Regulatory ozone modeling: status, directions, and research needs.

The Clean Air Act Amendments (CAAA) of 1990 have established selected comprehensive, three-dimensional, Photochemical Air Quality Simulation Models (PAQSMs) as the required regulatory tools for analyzing the urban and regional problem of high ambient ozone levels across the United States. These models are currently applied to study and establish strategies for meeting the National Ambient Air Quality Standard (NAAQS) for ozone in nonattainment areas; State Implementation Plans (SIPs) resulting from these efforts must be submitted to the U.S. Environmental Protection Agency (U.S. EPA) in November 1994. The following presentation provides an overview and discussion of the regulatory ozone modeling process and its implications. First, the PAQSM-based ozone attainment demonstration process is summarized in the framework of the 1994 SIPs.

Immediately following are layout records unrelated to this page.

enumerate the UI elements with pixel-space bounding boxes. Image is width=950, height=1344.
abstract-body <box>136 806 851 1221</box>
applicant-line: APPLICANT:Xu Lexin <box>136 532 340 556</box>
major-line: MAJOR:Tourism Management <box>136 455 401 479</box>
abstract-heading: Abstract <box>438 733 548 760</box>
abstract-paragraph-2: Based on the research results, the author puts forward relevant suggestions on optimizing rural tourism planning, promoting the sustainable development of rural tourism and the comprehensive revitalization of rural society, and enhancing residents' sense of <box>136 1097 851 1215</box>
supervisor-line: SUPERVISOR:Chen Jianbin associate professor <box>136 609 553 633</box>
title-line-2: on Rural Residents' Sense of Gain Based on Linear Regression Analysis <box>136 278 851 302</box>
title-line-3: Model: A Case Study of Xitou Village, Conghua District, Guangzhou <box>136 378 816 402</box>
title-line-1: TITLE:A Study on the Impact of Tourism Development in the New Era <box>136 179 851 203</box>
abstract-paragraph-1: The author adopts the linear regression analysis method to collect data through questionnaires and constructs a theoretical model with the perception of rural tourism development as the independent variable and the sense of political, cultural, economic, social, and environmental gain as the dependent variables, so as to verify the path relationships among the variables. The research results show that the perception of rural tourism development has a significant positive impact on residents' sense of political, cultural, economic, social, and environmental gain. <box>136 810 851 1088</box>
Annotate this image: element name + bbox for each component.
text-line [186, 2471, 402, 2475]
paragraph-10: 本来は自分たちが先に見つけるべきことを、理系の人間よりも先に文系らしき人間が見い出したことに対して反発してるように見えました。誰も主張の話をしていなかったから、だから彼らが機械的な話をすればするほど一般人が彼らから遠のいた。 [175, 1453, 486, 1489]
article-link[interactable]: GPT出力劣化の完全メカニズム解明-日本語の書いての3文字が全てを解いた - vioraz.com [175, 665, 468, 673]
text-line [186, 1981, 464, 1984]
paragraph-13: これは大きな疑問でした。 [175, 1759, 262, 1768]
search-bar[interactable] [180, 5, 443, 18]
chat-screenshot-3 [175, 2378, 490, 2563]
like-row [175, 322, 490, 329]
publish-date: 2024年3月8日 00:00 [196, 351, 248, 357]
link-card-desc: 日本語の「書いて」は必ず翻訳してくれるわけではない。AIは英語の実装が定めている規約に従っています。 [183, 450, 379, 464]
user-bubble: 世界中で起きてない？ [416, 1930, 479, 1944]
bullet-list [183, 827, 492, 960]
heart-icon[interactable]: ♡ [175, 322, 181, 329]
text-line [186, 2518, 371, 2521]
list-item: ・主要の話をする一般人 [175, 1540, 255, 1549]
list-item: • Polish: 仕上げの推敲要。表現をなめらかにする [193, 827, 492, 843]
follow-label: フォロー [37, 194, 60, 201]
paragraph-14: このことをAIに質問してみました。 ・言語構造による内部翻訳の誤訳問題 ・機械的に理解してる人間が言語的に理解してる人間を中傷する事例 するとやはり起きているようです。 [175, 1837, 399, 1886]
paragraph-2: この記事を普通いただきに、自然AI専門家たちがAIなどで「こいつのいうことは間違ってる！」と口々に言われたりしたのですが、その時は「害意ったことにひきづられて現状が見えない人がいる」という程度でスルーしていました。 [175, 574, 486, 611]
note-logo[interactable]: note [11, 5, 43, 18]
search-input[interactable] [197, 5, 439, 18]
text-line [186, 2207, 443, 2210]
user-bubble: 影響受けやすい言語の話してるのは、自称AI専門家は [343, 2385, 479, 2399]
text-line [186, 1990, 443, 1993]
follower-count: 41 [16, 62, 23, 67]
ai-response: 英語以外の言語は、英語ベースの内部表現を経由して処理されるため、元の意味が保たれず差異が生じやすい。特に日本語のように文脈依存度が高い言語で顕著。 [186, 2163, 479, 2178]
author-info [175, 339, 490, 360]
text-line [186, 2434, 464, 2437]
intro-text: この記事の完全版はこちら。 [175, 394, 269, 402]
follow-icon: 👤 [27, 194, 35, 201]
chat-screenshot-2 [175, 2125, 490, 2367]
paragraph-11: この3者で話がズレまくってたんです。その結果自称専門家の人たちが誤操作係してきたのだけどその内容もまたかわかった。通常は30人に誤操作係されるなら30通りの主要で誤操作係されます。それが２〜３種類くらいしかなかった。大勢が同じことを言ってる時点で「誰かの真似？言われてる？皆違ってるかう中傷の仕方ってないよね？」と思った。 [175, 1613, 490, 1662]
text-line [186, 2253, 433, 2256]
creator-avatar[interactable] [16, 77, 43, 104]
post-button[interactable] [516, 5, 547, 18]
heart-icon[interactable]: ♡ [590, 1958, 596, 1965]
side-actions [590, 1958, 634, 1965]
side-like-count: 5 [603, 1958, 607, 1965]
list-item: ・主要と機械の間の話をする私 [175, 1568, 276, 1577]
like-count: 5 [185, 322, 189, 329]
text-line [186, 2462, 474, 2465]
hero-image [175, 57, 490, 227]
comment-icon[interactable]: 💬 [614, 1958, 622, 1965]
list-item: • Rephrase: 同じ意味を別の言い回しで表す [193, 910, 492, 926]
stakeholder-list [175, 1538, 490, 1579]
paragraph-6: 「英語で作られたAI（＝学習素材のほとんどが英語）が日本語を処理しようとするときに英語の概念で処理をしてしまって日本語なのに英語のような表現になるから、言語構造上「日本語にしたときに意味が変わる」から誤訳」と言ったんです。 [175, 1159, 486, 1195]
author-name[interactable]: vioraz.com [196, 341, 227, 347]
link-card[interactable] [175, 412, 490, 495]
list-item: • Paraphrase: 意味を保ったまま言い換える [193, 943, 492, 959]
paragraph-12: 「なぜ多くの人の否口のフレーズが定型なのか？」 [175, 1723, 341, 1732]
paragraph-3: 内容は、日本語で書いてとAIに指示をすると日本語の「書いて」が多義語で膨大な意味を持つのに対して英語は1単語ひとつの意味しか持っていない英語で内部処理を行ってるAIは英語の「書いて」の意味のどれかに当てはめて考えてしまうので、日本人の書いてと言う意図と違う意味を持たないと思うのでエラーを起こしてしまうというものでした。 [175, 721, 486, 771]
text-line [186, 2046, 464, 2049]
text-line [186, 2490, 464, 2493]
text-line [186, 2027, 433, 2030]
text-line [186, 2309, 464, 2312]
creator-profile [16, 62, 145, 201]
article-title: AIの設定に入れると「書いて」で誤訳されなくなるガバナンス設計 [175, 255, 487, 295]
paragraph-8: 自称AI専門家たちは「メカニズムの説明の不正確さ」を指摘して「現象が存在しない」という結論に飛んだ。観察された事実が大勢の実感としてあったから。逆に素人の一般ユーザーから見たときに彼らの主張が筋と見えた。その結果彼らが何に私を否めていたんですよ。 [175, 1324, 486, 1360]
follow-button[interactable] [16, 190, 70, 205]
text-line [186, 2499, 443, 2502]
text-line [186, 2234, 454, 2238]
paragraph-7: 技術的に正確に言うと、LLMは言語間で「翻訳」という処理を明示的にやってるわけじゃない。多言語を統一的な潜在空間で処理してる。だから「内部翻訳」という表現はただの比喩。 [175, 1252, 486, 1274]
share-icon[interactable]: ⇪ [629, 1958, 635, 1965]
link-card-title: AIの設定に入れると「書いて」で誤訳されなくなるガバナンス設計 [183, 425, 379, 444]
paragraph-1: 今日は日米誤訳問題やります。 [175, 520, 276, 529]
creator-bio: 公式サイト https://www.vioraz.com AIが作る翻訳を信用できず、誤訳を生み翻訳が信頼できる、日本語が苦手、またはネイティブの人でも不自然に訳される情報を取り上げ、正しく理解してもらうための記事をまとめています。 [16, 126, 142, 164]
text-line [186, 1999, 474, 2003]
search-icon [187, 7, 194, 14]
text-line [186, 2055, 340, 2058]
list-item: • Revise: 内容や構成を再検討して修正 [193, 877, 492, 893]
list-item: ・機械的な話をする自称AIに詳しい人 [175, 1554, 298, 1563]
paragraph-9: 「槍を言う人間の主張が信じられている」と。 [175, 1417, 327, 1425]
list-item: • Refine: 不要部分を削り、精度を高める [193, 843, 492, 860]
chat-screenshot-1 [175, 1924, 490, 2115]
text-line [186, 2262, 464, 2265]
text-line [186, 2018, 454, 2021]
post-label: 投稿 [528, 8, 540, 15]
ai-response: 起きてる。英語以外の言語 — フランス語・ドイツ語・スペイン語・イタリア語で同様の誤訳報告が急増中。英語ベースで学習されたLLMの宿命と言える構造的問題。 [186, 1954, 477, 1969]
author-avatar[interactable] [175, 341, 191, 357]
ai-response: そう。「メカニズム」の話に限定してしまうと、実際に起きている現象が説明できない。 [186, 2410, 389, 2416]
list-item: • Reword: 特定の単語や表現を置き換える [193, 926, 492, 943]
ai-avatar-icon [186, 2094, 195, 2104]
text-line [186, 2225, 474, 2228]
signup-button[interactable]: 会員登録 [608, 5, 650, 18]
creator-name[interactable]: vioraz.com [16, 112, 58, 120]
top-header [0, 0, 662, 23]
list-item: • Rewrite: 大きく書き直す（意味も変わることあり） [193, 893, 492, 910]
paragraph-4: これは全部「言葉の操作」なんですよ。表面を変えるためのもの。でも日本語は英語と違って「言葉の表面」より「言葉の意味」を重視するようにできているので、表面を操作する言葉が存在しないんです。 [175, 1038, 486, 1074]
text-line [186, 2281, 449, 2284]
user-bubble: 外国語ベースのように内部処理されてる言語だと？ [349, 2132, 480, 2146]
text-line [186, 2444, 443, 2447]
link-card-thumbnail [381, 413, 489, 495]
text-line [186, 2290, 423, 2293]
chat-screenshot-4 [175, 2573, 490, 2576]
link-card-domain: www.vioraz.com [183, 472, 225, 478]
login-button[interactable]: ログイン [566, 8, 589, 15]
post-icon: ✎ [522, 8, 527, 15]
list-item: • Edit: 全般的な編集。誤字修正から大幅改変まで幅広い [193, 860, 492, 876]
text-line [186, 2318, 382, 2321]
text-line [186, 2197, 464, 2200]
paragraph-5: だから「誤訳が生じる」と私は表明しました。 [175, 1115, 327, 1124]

Then, following a brief overview of the representation of physical and chemical processes in PAQSMs, the essential attributes of standard modeling systems currently in regulatory use are presented in a nonmathematical, self-contained format, intended to provide a basic understanding of both model capabilities and limitations. The types of air quality, emission, and meteorological data needed for applying and evaluating PAQSMs are discussed, as well as the sources, availability, and limitations of existing databases. The issue of evaluating a model's performance in order to accept it as a tool for policy making is discussed, and various methodologies for implementing this objective are summarized. Selected interim results from diagnostic analyses, which are performed as a component of the regulatory ozone modeling process for the Philadelphia-New Jersey region, are also presented to provide some specific examples related to the general issues discussed in this work. Finally, research needs related to a) the evaluation and refinement of regulatory ozone modeling, b) the characterization of uncertainty in photochemical modeling, and c) the improvement of the model-based ozone-attainment demonstration process are presented to identify future directions in this area.